En una cosa tenía plena razón Mariano Rajoy cuando se enfrentó ayer con tanta ferocidad a José Luis Rodríguez Zapatero en el Congreso de los Diputados: si el llamado Pacto por las Libertades y contra el Terrorismo se ampliara para dar cabida a IU, a los nacionalistas vascos y a Esquerra Republicana, dejaría de ser lo que fue; se desnaturalizaría por completo.
Porque aquel Pacto, se llamara como se llamara, ni tenía la finalidad de defender las libertades –que, en la medida en que existen, ya están garantizadas por textos de muy superior rango– ni pretendía añadir eficacia a la lucha contra ETA, a la que apenas mencionaba. Lo que buscaba era algo que a la sazón estaba muy en boga: considerar cómplices del terrorismo a todos los defensores del derecho de autodeterminación y a los partidarios de propiciar la disolución de ETA por la vía del diálogo.
En aquel tiempo, Rodríguez Zapatero decía que estaba de acuerdo con el PP en que «esa gente» debía ser tratada como apestada. Incluso exhibía como un mérito el hecho –a mí me aseguraron que falso– de que jamás había hablado con el presidente del PNV.
Si la memoria no me falla –y creo que no–, la idea central del prólogo de aquel Pacto era precisamente la consideración del nacionalismo vasco como caldo de cultivo del terrorismo. Los metía en el mismo saco.
Ahora aparece Zapatero y dice que hay que contar con el PNV para luchar contra ETA. Dejo bien sentado que lo considero un cambio positivo y una muestra de sensatez. Pero de lo que no me cabe ninguna duda es de que se trata de un cambio sustancial, que afecta a la columna vertebral de aquel acuerdo.
De un acuerdo que tenía también otro aspecto clave, aunque nunca se explicitara del todo: el apuntalamiento del bipartidismo. Se trataba de afincar en España el dominio indiscutible y compartido de dos formaciones políticas conformes en casi todo lo esencial, que pudieran relevarse en el Gobierno de la Nación sin que la sustitución de la una por la otra entrañara sino un cambio «de cultura», como alguien me dijo hace unos días: los unos más católicos, los otros más laicos; los unos más por Julio Iglesias, los otros más por Víctor Belén y Ana Manuel; los unos más por los Óscar, los otros más por los Goya, y así todo.

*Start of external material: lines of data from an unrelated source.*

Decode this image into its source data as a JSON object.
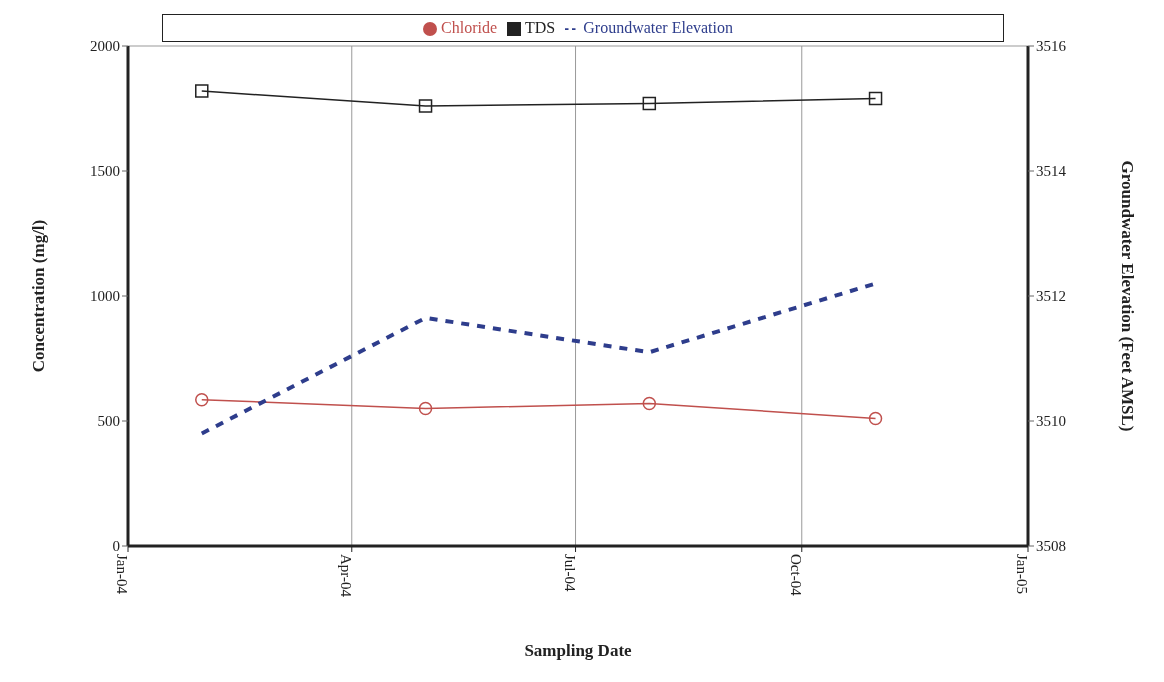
{
  "chart_data": {
    "type": "line",
    "xlabel": "Sampling Date",
    "ylabel": "Concentration (mg/l)",
    "y2label": "Groundwater Elevation (Feet AMSL)",
    "x": [
      "2004-01-31",
      "2004-05-01",
      "2004-07-31",
      "2004-10-31"
    ],
    "xlim": [
      "2004-01-01",
      "2005-01-01"
    ],
    "xticks": [
      {
        "value": "2004-01-01",
        "label": "Jan-04"
      },
      {
        "value": "2004-04-01",
        "label": "Apr-04"
      },
      {
        "value": "2004-07-01",
        "label": "Jul-04"
      },
      {
        "value": "2004-10-01",
        "label": "Oct-04"
      },
      {
        "value": "2005-01-01",
        "label": "Jan-05"
      }
    ],
    "ylim": [
      0,
      2000
    ],
    "yticks": [
      0,
      500,
      1000,
      1500,
      2000
    ],
    "y2lim": [
      3508,
      3516
    ],
    "y2ticks": [
      3508,
      3510,
      3512,
      3514,
      3516
    ],
    "grid": true,
    "legend": "top",
    "series": [
      {
        "name": "Chloride",
        "color": "#c0504d",
        "marker": "circle",
        "line_style": "solid",
        "values": [
          585,
          550,
          570,
          510
        ]
      },
      {
        "name": "TDS",
        "color": "#222222",
        "marker": "square",
        "line_style": "solid",
        "values": [
          1820,
          1760,
          1770,
          1790
        ]
      },
      {
        "name": "Groundwater Elevation",
        "color": "#2e3d8c",
        "marker": "none",
        "line_style": "dashed",
        "axis": "y2",
        "values": [
          3509.8,
          3511.65,
          3511.1,
          3512.2
        ]
      }
    ]
  }
}
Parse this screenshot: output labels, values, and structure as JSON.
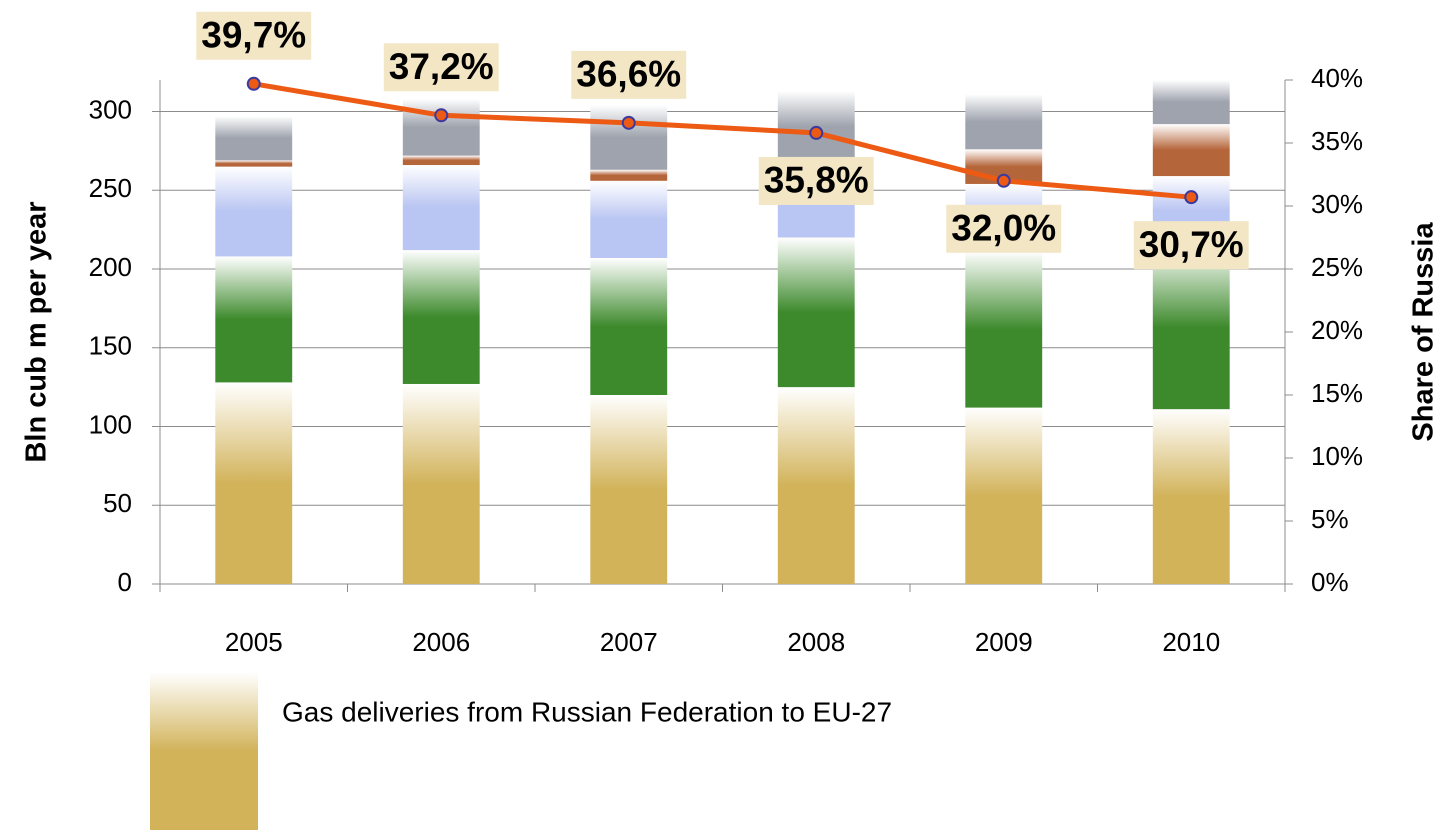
{
  "chart_data": {
    "type": "bar",
    "stacked": true,
    "categories": [
      "2005",
      "2006",
      "2007",
      "2008",
      "2009",
      "2010"
    ],
    "series": [
      {
        "name": "Gas deliveries from Russian Federation to EU-27",
        "color": "#d2b35a",
        "values": [
          128,
          127,
          120,
          125,
          112,
          111
        ]
      },
      {
        "color": "#3d8a2c",
        "values": [
          80,
          85,
          87,
          95,
          99,
          104
        ]
      },
      {
        "color": "#b9c5f2",
        "values": [
          57,
          54,
          49,
          45,
          43,
          44
        ]
      },
      {
        "color": "#b5653a",
        "values": [
          4,
          6,
          7,
          3,
          22,
          33
        ]
      },
      {
        "color": "#9ea3ad",
        "values": [
          28,
          36,
          41,
          45,
          35,
          28
        ]
      },
      {
        "type": "line",
        "axis": "y2",
        "color": "#ec5a14",
        "values": [
          39.7,
          37.2,
          36.6,
          35.8,
          32.0,
          30.7
        ],
        "value_labels": [
          "39,7%",
          "37,2%",
          "36,6%",
          "35,8%",
          "32,0%",
          "30,7%"
        ]
      }
    ],
    "ylabel": "Bln cub m per year",
    "y2label": "Share of Russia",
    "ylim": [
      0,
      320
    ],
    "yticks": [
      0,
      50,
      100,
      150,
      200,
      250,
      300
    ],
    "y2lim": [
      0,
      40
    ],
    "y2ticks": [
      {
        "value": 0,
        "label": "0%"
      },
      {
        "value": 5,
        "label": "5%"
      },
      {
        "value": 10,
        "label": "10%"
      },
      {
        "value": 15,
        "label": "15%"
      },
      {
        "value": 20,
        "label": "20%"
      },
      {
        "value": 25,
        "label": "25%"
      },
      {
        "value": 30,
        "label": "30%"
      },
      {
        "value": 35,
        "label": "35%"
      },
      {
        "value": 40,
        "label": "40%"
      }
    ],
    "grid": true
  }
}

Pero de acuerdo en lo esencial: en el FMI y el Banco Europeo; en que qué mal Hugo Chávez, Evo Morales y la nacionalización de nuestras empresas; en que mucho ojito con la inmigración salvaje; en que son absurdos estos nacionalismos de por aquí ahora que estamos superando las fronteras (menos las que frenan la inmigración salvaje, claro), etc.
Rodríguez Zapatero se ha salido (poco y mal, pero se ha salido) de ese esquema, y lo ha hecho por razones que serán todo lo discutibles que se quiera y hasta un poco más, pero se ha salido, y eso tiene de los nervios a Rajoy y los suyos, que venían ya calentitos de su derrota electoral, que nunca han acabado de asimilar. De modo que estallan cada dos por tres.
Zapatero está penando algunos de sus pecados mortales. Uno, y muy claro, fue el precio que pagó en su día para «ser creíble» a los ojos de la derecha sociológica española. Uno de sus próximos me lo explicó en su momento con palabras que no recuerdo con exactitud literal, pero que no fueron muy distintas de éstas: «Él ya sabe que la Ley de Partidos y el Pacto Antiterrorista son un bodrio, y que por esa vía no se va a solucionar al final nada de nada, pero cree que tiene que izar esas banderas para llegar a La Moncloa, porque el electorado español es el que es. Una vez que logre el Gobierno, ya se encargará de arriarlas discretamente, poco a poco».
No ha podido arriarlas. Y de discreción, lamentablemente, nada de nada.